# Epiregulin drives keratinocyte hyperproliferation in sorafenib-induced hand-foot skin reaction: A mechanistic and therapeutic insight

**Authors:** Yuxin Liang, Xiao Hong, Xiaorong Zhong, Ke Chen, Jie Wang, Jingbin Zhao, Zhao Li, Jianlin Wu, Guojun Zhou, Xiaolun Huang, Zhengwei Leng

PMC · DOI: 10.1016/j.clinsp.2025.100809 · 2025-10-31

## TL;DR

This study shows that Epiregulin (EREG) causes skin reactions in patients taking sorafenib, suggesting that blocking EREG could help reduce these side effects.

## Contribution

The study is the first to link EREG to sorafenib-induced skin reactions and proposes EREG as a therapeutic target.

## Key findings

- EREG promotes keratinocyte proliferation in HaCaT cells (p < 0.05).
- Sorafenib-treated mice show HFSR features like erythema and hyperkeratosis (p < 0.001).
- EREG expression is significantly upregulated in HFSR-affected tissues (p < 0.001).

## Abstract

•First evidence linking EREG to sorafenib-induced HFSR via keratinocyte proliferation.•Mouse model recapitulates human HFSR with neutrophil-rich inflammation and hyperkeratosis.•EREG promotes HaCaT proliferation (p < 0.05), while sorafenib acts indirectly.•100 mg/kg sorafenib in mice (≈10 mg/kg human dose) validated by FDA scaling.•Therapeutic potential: EREG blockade may mitigate HFSR severity.

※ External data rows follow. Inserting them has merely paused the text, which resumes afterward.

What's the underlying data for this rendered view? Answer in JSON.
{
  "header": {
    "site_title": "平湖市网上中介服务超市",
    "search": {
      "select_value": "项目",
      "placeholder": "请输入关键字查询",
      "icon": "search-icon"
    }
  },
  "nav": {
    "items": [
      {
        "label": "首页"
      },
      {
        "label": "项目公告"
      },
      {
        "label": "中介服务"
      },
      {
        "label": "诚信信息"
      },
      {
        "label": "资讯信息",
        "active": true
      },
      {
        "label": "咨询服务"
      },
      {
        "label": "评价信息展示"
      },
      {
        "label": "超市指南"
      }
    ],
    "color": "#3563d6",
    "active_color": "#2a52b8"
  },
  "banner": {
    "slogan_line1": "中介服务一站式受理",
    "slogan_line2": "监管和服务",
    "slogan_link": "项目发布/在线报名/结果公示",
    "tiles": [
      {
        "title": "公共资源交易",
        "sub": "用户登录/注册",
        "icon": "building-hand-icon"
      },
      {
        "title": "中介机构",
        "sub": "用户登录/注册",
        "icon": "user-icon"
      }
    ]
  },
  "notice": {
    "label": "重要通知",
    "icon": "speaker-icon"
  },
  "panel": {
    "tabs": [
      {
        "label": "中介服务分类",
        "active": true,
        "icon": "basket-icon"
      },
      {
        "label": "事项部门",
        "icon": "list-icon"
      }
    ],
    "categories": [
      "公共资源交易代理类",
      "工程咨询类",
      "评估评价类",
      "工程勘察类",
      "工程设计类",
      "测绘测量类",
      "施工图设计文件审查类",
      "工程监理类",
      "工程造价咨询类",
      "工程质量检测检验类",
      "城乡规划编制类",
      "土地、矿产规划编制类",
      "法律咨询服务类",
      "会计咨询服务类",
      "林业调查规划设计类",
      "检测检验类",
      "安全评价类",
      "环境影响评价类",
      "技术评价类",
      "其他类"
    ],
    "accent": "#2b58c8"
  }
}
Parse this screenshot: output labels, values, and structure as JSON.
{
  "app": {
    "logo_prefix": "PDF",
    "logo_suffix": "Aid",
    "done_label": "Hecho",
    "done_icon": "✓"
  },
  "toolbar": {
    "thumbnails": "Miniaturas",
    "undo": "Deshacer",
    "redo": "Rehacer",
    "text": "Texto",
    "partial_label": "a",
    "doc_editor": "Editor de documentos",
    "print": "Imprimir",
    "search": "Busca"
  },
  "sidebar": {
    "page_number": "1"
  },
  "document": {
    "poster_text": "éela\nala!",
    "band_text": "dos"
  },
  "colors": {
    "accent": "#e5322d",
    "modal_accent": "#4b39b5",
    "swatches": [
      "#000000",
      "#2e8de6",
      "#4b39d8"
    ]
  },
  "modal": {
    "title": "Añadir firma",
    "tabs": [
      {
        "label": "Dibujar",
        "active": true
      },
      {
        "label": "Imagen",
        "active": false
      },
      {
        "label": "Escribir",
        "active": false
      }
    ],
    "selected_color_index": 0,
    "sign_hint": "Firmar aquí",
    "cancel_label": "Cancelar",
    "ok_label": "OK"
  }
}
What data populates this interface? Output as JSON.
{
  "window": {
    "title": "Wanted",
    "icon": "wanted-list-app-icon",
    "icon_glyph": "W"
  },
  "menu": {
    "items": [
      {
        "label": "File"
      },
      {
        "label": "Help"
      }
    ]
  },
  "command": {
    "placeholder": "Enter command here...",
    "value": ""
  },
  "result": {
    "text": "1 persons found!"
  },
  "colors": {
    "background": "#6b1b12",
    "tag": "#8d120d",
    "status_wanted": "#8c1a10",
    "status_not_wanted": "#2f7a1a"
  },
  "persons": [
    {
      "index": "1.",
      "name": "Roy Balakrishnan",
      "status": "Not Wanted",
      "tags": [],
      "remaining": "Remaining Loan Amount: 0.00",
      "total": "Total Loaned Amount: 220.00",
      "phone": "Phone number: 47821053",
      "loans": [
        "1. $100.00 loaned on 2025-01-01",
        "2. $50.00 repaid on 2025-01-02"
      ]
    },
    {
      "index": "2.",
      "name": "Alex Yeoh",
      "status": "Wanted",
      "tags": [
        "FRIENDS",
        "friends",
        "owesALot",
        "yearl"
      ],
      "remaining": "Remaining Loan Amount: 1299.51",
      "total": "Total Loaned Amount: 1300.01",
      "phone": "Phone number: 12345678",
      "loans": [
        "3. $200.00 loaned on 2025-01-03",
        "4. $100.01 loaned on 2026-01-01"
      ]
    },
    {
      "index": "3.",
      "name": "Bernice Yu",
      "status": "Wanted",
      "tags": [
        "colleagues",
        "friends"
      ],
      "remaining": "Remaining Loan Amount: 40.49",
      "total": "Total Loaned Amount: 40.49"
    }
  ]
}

First evidence linking EREG to sorafenib-induced HFSR via keratinocyte proliferation.

Mouse model recapitulates human HFSR with neutrophil-rich inflammation and hyperkeratosis.

EREG promotes HaCaT proliferation (p < 0.05), while sorafenib acts indirectly.

100 mg/kg sorafenib in mice (≈10 mg/kg human dose) validated by FDA scaling.

Therapeutic potential: EREG blockade may mitigate HFSR severity.

Sorafenib-induced Hand-Foot Skin Reaction (HFSR) significantly impairs patient quality of life, yet its underlying mechanisms remain poorly understood. This study investigates the pivotal role of Epiregulin (EREG), an Epidermal Growth Factor Receptor (EGFR) ligand, in driving keratinocyte hyperproliferation and the pathogenesis of HFSR.

The authors established a murine HFSR model using oral sorafenib (100 mg/kg) and analyzed paw tissues for histopathological changes (H&E staining) and EREG expression (immunohistochemistry). In vitro, HaCaT keratinocytes were treated with sorafenib and recombinant EREG to assess proliferation (CCK-8 assay).

Sorafenib-treated mice exhibited hallmark HFSR features, including erythema, neutrophil infiltration, and thickened keratin layers (p < 0.001). EREG expression was markedly upregulated in affected tissues (p < 0.001). Notably, recombinant EREG dose-dependently enhanced HaCaT cell proliferation (p < 0.05), while sorafenib alone showed no direct proliferative effect.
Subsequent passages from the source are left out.